Phantasy Star Online
If you’ve read this blog before, you’re probably well aware of my obsession with Phantasy Star Online. While it’s technically not part of the “main” Phantasy Star series, it was the game that defined the future direction of the series, and in true Phantasy Star tradition, it was an innovative, brilliant game that was far ahead of its time.
After a nearly seven year hiatus, Sega decided to resurrect Phantasy Star on the Dreamcast, but instead of creating another story focused, turn-based RPG, Sega and developer Sonic Team (helmed by Yuji Naka, who had worked on the original Phantasy Star,) looked to PC hit Diablo for inspiration, and they decided to turn Phantasy Star into a multiplayer action RPG. The result was one of the best games of all time: Phantasy Star Online managed to recapture Diablo’s addictive formula of fighting mobs and collecting loot and blended it with beautiful 3D graphics (which are still pretty to this day, due to the game’s streamlined and classy art direction,) a timing based combo system, and the Phantasy Star series’ trademark sci-fi anime style and setting. In my opinion, PSO was even more addictive and more fun than the games that inspired it, and I’m not alone in that feeling: there are still plenty of people playing PSO today, more than ten years later, via fan run private servers.
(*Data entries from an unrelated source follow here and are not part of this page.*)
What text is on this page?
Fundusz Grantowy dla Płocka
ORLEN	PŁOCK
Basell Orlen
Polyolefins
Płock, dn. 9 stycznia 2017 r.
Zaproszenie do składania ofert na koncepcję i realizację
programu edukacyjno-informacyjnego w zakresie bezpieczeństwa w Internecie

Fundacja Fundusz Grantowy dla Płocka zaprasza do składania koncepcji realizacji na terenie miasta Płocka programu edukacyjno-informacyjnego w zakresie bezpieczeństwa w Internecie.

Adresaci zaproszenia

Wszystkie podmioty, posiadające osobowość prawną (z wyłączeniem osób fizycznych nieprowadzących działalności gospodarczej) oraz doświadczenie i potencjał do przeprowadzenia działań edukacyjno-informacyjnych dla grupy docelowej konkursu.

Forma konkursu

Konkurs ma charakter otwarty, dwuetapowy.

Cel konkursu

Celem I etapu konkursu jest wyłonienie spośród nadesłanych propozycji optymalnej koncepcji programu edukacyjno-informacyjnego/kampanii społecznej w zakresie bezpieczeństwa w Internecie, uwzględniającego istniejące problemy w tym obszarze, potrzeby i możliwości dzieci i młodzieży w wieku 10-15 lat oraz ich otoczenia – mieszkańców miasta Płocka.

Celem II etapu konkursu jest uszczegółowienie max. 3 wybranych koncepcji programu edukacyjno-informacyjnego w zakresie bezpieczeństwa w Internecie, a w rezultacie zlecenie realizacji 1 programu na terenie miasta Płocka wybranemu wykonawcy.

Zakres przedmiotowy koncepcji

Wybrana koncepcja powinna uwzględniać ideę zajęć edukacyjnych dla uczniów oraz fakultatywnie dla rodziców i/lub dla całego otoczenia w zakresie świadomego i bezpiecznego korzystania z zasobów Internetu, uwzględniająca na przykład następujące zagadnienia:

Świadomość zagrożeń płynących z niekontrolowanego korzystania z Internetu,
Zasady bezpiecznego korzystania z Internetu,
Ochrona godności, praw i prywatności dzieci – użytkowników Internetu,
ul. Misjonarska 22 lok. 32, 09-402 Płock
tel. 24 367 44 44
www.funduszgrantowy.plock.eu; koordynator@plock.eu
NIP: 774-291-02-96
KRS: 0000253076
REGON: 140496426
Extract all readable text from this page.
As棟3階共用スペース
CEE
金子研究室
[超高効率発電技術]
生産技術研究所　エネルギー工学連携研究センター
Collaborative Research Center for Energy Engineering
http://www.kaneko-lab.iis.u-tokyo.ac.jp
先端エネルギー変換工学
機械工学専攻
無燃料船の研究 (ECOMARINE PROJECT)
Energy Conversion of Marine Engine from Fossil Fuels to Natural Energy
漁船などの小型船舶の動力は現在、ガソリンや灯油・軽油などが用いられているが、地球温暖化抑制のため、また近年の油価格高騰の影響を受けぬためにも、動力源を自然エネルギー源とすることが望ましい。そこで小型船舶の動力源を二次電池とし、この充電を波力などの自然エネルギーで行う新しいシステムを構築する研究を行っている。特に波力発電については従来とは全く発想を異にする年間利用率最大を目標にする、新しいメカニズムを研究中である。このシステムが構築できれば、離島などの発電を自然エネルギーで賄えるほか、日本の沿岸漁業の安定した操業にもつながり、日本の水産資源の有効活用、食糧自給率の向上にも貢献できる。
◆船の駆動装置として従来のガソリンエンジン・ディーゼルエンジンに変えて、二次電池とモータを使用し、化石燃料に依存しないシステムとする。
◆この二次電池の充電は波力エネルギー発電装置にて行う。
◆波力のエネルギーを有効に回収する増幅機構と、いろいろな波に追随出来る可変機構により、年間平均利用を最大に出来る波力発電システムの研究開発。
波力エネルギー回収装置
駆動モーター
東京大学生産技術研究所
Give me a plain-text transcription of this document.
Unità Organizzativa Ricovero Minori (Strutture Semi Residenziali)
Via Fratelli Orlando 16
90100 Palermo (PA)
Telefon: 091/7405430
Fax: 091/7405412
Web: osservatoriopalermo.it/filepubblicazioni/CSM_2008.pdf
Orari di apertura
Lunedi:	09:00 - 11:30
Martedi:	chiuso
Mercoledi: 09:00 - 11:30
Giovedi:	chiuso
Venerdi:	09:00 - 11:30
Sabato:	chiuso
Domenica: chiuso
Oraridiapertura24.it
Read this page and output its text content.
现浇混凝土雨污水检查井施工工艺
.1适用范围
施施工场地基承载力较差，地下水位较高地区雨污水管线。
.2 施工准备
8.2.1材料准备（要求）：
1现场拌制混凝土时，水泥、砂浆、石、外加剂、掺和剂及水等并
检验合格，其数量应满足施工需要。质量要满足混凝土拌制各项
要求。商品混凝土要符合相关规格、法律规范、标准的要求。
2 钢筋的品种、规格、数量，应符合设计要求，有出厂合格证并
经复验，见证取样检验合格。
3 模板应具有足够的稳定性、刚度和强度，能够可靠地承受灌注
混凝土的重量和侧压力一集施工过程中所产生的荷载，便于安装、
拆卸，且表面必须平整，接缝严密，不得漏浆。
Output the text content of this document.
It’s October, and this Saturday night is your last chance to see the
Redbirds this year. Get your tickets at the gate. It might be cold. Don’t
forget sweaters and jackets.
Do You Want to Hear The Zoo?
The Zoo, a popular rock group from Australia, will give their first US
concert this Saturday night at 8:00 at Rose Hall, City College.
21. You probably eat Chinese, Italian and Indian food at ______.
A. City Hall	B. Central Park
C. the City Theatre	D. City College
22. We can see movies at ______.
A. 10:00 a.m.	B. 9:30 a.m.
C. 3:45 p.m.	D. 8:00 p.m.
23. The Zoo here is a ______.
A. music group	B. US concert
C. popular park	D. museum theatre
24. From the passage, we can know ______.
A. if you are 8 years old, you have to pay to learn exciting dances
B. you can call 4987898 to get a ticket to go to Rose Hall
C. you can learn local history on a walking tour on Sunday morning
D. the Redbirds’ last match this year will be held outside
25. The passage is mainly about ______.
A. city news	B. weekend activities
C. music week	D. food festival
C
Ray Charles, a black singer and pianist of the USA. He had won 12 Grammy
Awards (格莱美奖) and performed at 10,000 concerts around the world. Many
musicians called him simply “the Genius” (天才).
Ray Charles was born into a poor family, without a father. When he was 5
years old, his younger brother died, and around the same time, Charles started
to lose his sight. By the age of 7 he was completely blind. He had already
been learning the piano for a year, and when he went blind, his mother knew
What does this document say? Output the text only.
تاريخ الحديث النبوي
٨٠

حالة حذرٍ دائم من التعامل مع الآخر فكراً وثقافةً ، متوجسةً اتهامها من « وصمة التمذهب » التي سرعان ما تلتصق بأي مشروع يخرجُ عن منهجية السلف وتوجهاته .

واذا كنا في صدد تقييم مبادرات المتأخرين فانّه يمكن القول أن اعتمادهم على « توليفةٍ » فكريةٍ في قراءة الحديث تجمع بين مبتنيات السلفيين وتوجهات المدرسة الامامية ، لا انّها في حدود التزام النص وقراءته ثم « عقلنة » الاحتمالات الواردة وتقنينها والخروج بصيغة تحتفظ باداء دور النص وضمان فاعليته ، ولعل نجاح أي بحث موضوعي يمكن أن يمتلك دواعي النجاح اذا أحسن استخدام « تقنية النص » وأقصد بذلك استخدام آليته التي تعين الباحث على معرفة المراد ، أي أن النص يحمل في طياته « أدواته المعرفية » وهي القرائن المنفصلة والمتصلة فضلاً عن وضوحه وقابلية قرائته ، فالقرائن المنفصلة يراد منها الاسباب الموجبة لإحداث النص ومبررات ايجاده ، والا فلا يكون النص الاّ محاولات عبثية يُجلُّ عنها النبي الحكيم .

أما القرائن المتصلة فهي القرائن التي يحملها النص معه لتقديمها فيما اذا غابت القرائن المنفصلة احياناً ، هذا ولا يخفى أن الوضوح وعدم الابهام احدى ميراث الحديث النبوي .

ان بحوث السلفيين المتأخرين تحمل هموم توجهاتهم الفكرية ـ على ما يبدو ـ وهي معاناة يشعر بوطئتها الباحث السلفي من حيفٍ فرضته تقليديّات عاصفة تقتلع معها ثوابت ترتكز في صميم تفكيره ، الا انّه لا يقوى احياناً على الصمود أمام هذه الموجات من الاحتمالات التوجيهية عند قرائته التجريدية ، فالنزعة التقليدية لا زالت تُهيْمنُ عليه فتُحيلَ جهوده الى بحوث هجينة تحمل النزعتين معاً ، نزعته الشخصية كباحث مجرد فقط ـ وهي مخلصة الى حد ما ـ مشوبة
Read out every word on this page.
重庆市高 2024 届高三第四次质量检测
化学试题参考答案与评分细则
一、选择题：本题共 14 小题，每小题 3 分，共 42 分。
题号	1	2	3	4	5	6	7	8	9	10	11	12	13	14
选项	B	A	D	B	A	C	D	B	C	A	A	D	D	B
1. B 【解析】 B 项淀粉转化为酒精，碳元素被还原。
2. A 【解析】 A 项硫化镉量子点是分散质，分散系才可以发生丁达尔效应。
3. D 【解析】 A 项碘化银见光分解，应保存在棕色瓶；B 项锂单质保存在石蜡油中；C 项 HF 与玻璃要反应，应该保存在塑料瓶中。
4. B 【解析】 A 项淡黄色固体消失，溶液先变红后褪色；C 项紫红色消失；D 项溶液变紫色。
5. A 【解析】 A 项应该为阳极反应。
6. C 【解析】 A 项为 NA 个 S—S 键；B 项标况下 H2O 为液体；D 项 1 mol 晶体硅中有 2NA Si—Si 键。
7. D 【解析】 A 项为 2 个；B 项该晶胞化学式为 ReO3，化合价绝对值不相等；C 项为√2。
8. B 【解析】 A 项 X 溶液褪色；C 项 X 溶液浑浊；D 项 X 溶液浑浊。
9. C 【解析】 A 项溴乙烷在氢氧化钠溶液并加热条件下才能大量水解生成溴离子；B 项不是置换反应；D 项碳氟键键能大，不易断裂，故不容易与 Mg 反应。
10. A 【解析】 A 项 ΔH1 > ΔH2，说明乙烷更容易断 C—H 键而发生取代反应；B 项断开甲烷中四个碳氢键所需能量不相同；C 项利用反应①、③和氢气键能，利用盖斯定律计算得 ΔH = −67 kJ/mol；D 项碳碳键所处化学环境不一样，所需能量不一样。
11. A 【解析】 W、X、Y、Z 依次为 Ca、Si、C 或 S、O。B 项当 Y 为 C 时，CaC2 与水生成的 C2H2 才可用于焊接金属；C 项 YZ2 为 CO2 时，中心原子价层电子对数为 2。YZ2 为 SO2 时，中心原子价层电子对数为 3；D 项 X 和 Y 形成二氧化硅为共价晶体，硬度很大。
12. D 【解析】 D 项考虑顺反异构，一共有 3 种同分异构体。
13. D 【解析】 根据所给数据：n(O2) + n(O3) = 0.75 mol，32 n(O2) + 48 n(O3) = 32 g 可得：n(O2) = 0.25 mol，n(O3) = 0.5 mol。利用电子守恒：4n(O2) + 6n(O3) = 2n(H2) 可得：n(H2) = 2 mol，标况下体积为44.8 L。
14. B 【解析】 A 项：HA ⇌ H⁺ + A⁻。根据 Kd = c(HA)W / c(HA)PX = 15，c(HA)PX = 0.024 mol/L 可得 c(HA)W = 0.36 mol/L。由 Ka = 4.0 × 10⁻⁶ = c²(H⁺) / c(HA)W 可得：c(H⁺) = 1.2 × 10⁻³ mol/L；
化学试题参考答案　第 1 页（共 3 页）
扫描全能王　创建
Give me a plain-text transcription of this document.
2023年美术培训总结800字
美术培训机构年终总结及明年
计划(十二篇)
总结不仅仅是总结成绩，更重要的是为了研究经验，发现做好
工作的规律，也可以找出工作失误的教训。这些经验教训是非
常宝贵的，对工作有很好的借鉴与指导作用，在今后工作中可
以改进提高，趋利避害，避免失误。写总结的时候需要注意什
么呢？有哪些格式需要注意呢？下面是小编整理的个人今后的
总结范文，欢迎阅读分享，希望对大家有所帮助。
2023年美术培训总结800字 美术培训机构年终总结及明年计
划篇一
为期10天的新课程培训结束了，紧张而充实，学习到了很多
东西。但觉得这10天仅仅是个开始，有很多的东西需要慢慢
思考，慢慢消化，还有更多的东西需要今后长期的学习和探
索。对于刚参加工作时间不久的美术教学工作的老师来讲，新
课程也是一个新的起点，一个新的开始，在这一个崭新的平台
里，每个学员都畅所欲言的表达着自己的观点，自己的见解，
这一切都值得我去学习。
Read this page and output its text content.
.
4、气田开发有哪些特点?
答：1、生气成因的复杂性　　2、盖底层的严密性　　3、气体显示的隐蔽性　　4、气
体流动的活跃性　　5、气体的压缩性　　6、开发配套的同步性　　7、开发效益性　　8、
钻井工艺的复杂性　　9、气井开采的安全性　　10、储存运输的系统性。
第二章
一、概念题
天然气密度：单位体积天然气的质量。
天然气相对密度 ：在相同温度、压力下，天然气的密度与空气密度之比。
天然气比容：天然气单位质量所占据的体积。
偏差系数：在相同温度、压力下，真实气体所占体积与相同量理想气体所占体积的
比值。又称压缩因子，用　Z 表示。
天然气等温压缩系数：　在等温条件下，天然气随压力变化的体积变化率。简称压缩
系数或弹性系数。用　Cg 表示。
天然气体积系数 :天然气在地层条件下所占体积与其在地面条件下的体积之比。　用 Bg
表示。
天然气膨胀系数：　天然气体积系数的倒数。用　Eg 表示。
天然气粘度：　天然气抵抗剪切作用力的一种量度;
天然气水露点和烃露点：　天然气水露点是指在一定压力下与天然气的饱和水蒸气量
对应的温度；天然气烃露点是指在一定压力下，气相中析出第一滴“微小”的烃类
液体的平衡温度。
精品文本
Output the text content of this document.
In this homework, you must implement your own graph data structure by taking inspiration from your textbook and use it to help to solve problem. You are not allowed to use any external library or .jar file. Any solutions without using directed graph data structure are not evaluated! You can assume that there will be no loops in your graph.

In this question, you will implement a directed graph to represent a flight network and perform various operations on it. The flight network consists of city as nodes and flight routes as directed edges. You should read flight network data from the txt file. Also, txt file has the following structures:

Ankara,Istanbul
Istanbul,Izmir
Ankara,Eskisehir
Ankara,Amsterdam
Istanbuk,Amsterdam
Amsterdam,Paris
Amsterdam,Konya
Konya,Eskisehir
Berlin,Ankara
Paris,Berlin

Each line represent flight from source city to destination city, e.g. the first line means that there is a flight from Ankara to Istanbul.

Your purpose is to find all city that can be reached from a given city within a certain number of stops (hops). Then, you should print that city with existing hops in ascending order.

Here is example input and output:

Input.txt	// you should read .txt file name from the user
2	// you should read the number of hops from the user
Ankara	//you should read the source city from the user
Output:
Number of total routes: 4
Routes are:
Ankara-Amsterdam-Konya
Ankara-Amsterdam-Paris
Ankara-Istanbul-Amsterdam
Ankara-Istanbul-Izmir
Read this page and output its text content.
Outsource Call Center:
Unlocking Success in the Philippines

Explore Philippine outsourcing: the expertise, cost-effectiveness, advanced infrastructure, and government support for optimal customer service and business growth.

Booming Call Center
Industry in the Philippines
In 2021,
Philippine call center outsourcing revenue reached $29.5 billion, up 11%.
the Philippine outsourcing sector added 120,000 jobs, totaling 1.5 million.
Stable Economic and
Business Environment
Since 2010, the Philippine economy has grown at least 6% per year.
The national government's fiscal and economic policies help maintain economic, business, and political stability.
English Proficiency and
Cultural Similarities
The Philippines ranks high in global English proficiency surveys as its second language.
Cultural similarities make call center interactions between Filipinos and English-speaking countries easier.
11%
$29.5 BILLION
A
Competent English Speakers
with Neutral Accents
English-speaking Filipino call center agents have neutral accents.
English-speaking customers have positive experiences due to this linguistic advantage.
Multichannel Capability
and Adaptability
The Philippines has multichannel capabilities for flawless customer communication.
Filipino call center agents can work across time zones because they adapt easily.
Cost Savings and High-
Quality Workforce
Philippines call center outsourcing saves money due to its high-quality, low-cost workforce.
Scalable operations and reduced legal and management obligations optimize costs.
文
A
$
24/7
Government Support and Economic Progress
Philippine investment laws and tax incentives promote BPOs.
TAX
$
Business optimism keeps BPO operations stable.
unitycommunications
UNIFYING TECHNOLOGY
Like the original Phantasy Star, PSO would end up greatly influencing the generation of Japanese RPG’s that came after it: while PSO’s own direct sequels left something to be desired, modern, mega-popular multiplayer action-RPG’s like Capcom’s Monster Hunter and Namco’s Gods Eater Burst both blatantly co-opted PSO’s addictive multiplayer and loot-driven formula. I can’t shake the feeling that if PSO had been released for a more popular system or at a different time, it would definitely have become a multi-million dollar franchise like Monster Hunter has… but I suppose that’s the tradition of the Phantasy Star series: create an innovative, revolutionary, quality product that no one takes notice of, only to have somebody else use those same ideas years later and make millions off of it.
Now, that’s not intended as a slight against Monster Hunter or Final Fantasy (I love both franchises, and god knows Monster Hunter is more fun to play than any of the PSO pseudo-sequels that Sega has churned out over the last few years,) but as a fan of the series, it’s hard to not feel like Phantasy Star has been short-changed throughout the history of games: it’s never been as popular as it’s deserved to be, and gamers, even games journalists who should know better, often credit many of the series’ innovations to other games. Phantasy Star is a series that deserves to be celebrated as much as Final Fantasy or Dragon Quest, and its characters should be as widely recognized as Cloud, Sonic, or even Mario and Link. While it’s tragic that none of the Phantasy Star’s will probably never get the mainstream recognition that they deserve, that doesn’t change the fact that Phantasy Star has left an indelible mark on Japanese game design, and most importantly, has given gamers 25 years of some of the best games ever created.